The Nikkei / JPY correlation breaks down during the epic 22% rally!
Over the last couple months as a Japanese investor, the moves have been nothing less of extraordinary. Since the end of August to a couple weeks ago, the rally of 22% was unprecedented as the market took cues from the other global equity markets hitting all-time highs in many cases (US, German, etc.) and the Japanese Nikkei was just following suit.
The issue currently, is that the Nikkei rally seemed to have stalled since over the last few sessions we have seen a strong pullback. Late last week the market put in a key reversal candle at the major 50% retracement of the all-time highs marked in the late 80’s to the lows in 2008(?). The market seems like we are backfilling some of the rally, but this has also had a consequence in the FX market which seems to be substantial.
For many years, the Nikkei and Japanese yen (JPY) has had a very strong correlation. As the Nikkei would go higher, investors would sell JPY to fund those domestic purchases, and visa versa. But what we have seen in the recent months is that correlation break stride. And this is a problem for the JPY vs most major currencies. See below:
This poses a problem with FX traders, JPY dealers and institutions who thought this long time correlation would eventually lead to JPY weakness. What has happened in recent months, is the JPY has been quite range bound against many currencies. And if the Nikkei decides to make a more prominent pullback, we may see the JPY bounce higher and put the XXX/JPY pairs back down into their range or range lows.
The JPY & Nikkei from an Elliott Waves Analysis Perspective:
A few weeks back we covered the USDJPY in another blog post and highlighted an Elliott Waves triangle pattern on the weekly chart. We said that the upside can be limited at the 2015 trendline resistance since a triangle is a five-wave pattern in a contracting shape, so we were looking for a limited upside to complete wave D. Well, if you look closely we don’t have five legs yet within the red wave B), so I assume that wave E is still missing. It’s a final piece of the puzzle that can complete this complex correction, possibly by the start of 2018. Wave E will ideally target the lower side of the range near 110 which may also act as an important psychological level.

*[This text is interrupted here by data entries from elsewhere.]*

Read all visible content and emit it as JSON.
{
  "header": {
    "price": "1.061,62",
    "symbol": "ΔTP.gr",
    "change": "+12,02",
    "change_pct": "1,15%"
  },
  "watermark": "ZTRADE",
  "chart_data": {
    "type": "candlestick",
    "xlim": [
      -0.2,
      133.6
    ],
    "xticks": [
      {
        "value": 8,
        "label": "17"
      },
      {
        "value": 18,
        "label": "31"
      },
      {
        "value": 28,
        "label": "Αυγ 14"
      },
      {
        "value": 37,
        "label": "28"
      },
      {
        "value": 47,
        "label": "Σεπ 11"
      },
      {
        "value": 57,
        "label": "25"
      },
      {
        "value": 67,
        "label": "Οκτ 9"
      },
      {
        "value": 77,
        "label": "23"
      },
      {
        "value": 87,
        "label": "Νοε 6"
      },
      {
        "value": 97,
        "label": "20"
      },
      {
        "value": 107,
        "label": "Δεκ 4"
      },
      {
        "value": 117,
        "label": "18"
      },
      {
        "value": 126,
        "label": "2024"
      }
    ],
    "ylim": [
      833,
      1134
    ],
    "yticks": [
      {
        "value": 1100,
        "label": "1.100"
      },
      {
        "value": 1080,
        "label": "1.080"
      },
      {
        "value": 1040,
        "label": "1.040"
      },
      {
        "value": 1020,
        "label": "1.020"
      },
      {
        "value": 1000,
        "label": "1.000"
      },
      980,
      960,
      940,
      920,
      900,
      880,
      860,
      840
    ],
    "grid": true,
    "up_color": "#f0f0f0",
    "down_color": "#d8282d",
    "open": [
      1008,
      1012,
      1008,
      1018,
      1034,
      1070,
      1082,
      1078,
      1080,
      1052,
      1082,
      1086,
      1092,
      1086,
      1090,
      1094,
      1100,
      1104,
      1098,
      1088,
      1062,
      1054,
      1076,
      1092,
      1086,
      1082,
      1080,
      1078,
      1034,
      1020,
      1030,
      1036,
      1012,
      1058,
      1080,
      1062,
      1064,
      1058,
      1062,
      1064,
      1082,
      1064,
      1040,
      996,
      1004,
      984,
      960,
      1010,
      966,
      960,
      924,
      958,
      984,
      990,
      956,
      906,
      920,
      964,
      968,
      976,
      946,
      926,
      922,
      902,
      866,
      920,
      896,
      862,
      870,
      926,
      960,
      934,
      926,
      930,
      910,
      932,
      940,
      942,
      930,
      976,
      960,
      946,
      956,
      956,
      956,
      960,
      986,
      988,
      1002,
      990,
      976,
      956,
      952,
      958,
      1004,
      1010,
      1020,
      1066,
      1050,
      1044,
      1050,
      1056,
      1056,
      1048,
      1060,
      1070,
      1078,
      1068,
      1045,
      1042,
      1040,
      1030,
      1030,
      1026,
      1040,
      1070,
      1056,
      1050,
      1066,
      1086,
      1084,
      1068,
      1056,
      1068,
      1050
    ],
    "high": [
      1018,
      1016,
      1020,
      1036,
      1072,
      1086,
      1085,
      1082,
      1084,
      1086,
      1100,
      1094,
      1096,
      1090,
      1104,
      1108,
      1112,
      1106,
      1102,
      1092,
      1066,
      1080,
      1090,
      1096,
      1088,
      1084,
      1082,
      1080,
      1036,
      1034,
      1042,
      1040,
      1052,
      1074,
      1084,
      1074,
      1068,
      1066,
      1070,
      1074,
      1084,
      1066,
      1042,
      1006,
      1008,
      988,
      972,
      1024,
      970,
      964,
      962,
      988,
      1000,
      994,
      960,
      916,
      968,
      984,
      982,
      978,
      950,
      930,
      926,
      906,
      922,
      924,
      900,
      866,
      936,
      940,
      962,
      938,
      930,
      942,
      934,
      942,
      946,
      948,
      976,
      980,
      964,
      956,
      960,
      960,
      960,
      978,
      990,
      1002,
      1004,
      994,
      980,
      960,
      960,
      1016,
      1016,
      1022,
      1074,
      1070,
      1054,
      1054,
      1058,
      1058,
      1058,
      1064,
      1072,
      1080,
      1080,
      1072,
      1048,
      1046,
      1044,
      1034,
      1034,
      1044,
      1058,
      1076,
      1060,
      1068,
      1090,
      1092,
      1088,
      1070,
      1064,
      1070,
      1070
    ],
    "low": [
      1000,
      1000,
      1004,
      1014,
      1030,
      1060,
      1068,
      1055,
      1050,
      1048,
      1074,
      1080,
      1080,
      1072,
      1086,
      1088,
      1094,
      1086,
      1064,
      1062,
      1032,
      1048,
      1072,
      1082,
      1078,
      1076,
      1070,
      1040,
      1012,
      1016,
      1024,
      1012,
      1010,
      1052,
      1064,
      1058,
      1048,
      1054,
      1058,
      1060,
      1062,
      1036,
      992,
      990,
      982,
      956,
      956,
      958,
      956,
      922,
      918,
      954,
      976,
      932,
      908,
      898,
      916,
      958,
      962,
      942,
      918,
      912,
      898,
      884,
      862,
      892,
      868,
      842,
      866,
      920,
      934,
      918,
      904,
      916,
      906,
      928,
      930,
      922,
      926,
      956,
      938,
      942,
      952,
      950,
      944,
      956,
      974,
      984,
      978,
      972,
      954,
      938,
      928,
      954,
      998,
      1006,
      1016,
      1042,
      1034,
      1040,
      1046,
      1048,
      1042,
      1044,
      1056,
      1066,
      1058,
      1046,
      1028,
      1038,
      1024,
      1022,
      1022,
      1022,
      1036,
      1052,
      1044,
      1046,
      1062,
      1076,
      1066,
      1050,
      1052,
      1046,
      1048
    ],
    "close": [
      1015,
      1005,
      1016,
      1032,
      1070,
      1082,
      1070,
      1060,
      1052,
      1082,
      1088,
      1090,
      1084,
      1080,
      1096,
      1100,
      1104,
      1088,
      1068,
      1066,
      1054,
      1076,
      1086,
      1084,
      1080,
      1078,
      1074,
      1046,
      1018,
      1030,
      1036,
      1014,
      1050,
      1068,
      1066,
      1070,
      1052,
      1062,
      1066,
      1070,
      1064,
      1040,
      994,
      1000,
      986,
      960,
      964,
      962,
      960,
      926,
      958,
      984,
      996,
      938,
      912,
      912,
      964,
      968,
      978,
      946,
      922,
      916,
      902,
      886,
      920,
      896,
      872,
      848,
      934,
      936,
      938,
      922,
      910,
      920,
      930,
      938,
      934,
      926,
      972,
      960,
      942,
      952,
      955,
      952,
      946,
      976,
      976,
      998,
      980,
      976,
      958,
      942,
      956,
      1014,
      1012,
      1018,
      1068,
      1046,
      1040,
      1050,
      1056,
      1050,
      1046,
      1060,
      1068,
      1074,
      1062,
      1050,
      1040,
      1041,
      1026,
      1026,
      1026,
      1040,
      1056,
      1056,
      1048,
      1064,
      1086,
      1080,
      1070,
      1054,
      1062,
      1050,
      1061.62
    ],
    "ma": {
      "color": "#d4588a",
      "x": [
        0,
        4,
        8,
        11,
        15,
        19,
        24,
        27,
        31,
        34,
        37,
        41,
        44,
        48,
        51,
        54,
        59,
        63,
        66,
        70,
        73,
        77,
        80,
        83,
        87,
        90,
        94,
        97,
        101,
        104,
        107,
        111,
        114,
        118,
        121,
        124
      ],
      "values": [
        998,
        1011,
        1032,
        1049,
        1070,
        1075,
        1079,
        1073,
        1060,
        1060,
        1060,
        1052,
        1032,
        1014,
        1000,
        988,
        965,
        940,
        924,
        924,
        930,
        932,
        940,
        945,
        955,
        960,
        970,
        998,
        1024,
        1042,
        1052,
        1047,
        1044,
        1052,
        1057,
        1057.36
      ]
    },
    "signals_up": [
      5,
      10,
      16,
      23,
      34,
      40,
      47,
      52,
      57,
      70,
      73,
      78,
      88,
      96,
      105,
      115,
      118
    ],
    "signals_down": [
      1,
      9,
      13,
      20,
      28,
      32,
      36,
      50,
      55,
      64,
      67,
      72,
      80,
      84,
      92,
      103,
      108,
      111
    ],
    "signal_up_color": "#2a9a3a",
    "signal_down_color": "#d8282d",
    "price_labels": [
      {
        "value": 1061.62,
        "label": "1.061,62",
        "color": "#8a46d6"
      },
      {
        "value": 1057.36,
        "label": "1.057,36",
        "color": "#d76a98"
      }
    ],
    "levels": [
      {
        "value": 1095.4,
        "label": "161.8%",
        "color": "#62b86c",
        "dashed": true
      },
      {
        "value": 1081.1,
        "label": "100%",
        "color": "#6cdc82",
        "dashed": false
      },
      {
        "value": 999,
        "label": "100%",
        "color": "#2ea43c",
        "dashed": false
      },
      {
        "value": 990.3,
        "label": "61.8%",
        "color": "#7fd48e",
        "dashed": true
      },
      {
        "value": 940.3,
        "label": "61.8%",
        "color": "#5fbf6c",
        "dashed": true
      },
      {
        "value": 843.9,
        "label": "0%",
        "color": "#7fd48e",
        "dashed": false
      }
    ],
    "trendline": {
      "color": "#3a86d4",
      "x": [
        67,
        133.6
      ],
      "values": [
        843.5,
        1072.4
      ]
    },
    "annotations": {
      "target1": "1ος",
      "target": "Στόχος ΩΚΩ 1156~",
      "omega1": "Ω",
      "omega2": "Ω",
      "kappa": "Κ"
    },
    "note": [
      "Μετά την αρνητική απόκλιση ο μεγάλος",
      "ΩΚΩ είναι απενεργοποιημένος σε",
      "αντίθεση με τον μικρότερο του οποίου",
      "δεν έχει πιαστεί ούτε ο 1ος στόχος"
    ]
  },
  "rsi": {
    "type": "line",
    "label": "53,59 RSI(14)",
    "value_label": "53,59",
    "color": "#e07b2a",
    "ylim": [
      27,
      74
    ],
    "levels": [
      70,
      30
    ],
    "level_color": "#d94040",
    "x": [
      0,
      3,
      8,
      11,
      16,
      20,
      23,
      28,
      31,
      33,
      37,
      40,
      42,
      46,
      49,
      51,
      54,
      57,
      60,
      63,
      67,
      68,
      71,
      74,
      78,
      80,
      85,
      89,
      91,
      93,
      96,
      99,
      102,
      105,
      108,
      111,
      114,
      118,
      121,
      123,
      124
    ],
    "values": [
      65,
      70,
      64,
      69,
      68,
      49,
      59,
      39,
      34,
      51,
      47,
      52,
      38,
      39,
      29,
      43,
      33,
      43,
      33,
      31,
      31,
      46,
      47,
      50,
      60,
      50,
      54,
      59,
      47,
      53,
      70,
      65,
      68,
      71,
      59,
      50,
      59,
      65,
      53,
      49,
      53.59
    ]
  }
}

*A Triangle is a common 5-wave pattern labeled A-B-C-D-E that moves counter-trend and is corrective in nature. Triangles move within two channel lines drawn from waves A to C, and from waves B to D. A Triangle is either contracting or expanding depending on whether the channel lines are converging or expanding. Triangles are overlapping five wave affairs that subdivide 3-3-3-3-3.
When it comes to market analysis it is also important to keep an eye to correlated markets for increasing the probability of success. This time we will look in NIKKEI index, which has been in a strong uptrend during the past two months. As we have seen time and time again nothing moves in straight line, so we knew that sooner or later correction would manifest (in fact it has already started). Well, if you look at a NIKKEI weekly chart we see five waves up within wave III, so a corrective wave IV is expected, ideally back to the 38.2% Fib. compared to wave three, which comes in around 20300-20900, a level at which we also find the previous swing highs. That can prove to be an ideal area for a bounce (if we get there). At that time we should expect USDJPY to bottom, ending wave E within the aforementioned triangle.